Sebagaimana
kita ketahui bahwa system perpajakan di Indonesia menganut sistem self assesstment yaitu negara dalam hal
ini pemerintah memberi kepercayaan untuk menghitung, menyetor dan melaporkan
pajak warganya sendiri (disebut Wajib Pajak). Contoh penerapan sistem ini
adalah pelaksanaan hak dan kewajiban pajak penghasilan untuk perusahaan (badan)
ataupun Orang Pribadi. Di sinilah sangat dibutuhkan kesadaran dari warga
Negara/masyarakat untuk selalu patuh dalam melaksanakan hak dan kewajiban
perpajakannya. Disamping memberi kepercayaan penuh kepada warga masyarakat,
namun apabila terdapat data atau keterangan yang diperoleh Pemerintah (DJP)
berbeda dengan data pelaporan pajak Wajib Pajak maka DJP berperan melakukan uji
kepatuhan terhadap kewajiban yang telah dilaksanakan warganya tersebut melalui
pemeriksaan.
Berdasarkan
hal tersebut di atas dan dihubungkan dengan kondisi perekonomian kita saat ini
yang tidak lepas dari peran tenaga ahli seperti dokter, pengacara, akuntan,
konsultan pajak dan lain-lain, maka perlu kiranya dipersiapkan sedini mungkin
perencanaan pajak untuk tenaga ahli agar pelaksanaan hak dan kewajiban
perpajakannya sesuai dengan ketentuan peraturan perundang-udangan perpajakan.
Perlu
diketahui bahwa perencanaan pajak dengan tujuan meminimalisir pembayaran pajak
masih dapat diperkenankan apabila tetap dibawah koridor peraturan
perundang-undangan perpajakan (Tax Avoindance), tapi meminimalisir
pembayaran pajak yang melanggar peraturan lah yang sangat tidak diperkenankan (Tax
Avise).
I.
DASAR
HUKUM
a.
Pasal 4 ayat (1) UU Nomor 28 Tahun 2007
tentang Ketentuan Umum dan Tata Cara Perpajakan, dinyatakan bahwa:
Wajib
Pajak wajib mengisi dan menyampaikan Surat Pemberitahuan dengan benar, lengkap,
jelas, dan menandatanganinya.
b.
Pasal 4 ayat (1) UU Nomor 36 Tahun 2008
tentang Pajak Penghasilan
Mengatur
tentang Objek Pajak Penghasilan
c.
Pasal 4 ayat (3) Nomor 36 Tahun 2008 tentang
Pajak Penghasilan
Mengatur
tentang Yang Bukan Objek PenghasilaN
d.
Pasal 21 UU Nomor 36 Tahun 2008 tentang Pajak
Penghasilan
Mengatur
tentang pemotongan pajak atas penghasilan sehubungan dengan pekerjaan, jasa,
atau kegiatan dengan nama dan dalam bentuk apa pun yang diterima atau diperoleh
Wajib Pajak orang pribadi dalam negeri
e.
Pasal 17 UU Nomor 36 Tahun 2008 tentang Pajak
Penghasilan
Mengatur
tentang Tarif Pajak Penghasilan
f.
Peraturan Dirjen Pajak Nomor 31/PJ./2009 Jo
Peraturan Dirjen Pajak Nomor 57/PJ/2009 tentang Pedoman Teknis Tata Cara
Pemotongan, Penyetoran dan Pelaporan Pajak Penghasilan Pasal 21 dan/atau Pajak
Penghasilan Pasal 26 sehubungan dengan pekerjaan, jasa dan kegiatan Orang
Pribadi
g.

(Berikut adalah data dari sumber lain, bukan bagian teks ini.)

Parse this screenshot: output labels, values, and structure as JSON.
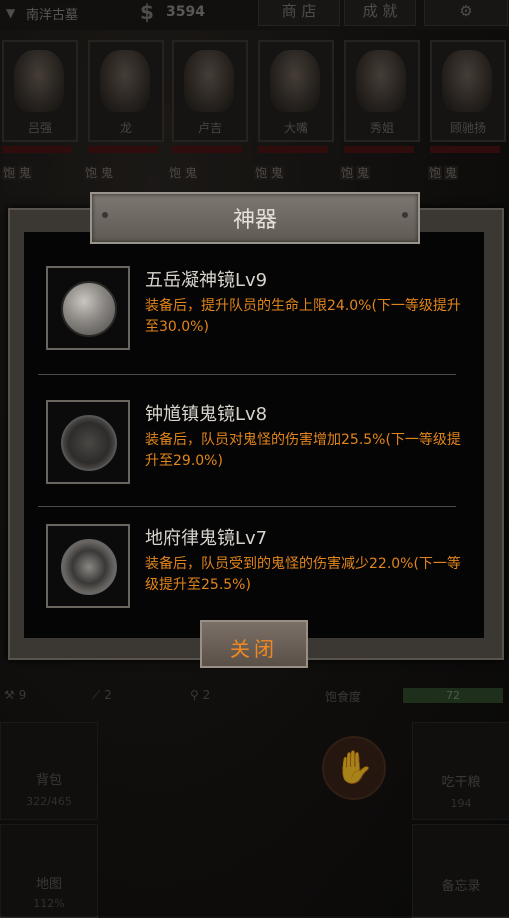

Keputusan Direktur Jenderal Pajak Nomor
Kep-536/PJ./2000 tentang Norma Penghitungan Penghasilan Neto bagi Wajib Pajak
yang dapat menghitung norma penghasilan neto dengan norma penghitungan.
II.
MEKANISME
TAX PLANNING BAGI TENAGA AHLI
Sebelum menguraikan tentang mekanisme Tax Planning, ada baiknya kita
membahas terlebih dahulu hal-hal umum terkait tenaga ahli.
Dalam pengertian umum yang dimaksud dengan jasa konsultan adalah
pemberian advis profesional dalam suatu bidang usaha, kegiatan, atau pekerjaan
yang dilakukan oleh tenaga ahli atau perkumpulan tenaga ahli, yang tidak disertai
dengan keterlibatan langsung para tenaga ahli tersebut dalam pelaksanaannya.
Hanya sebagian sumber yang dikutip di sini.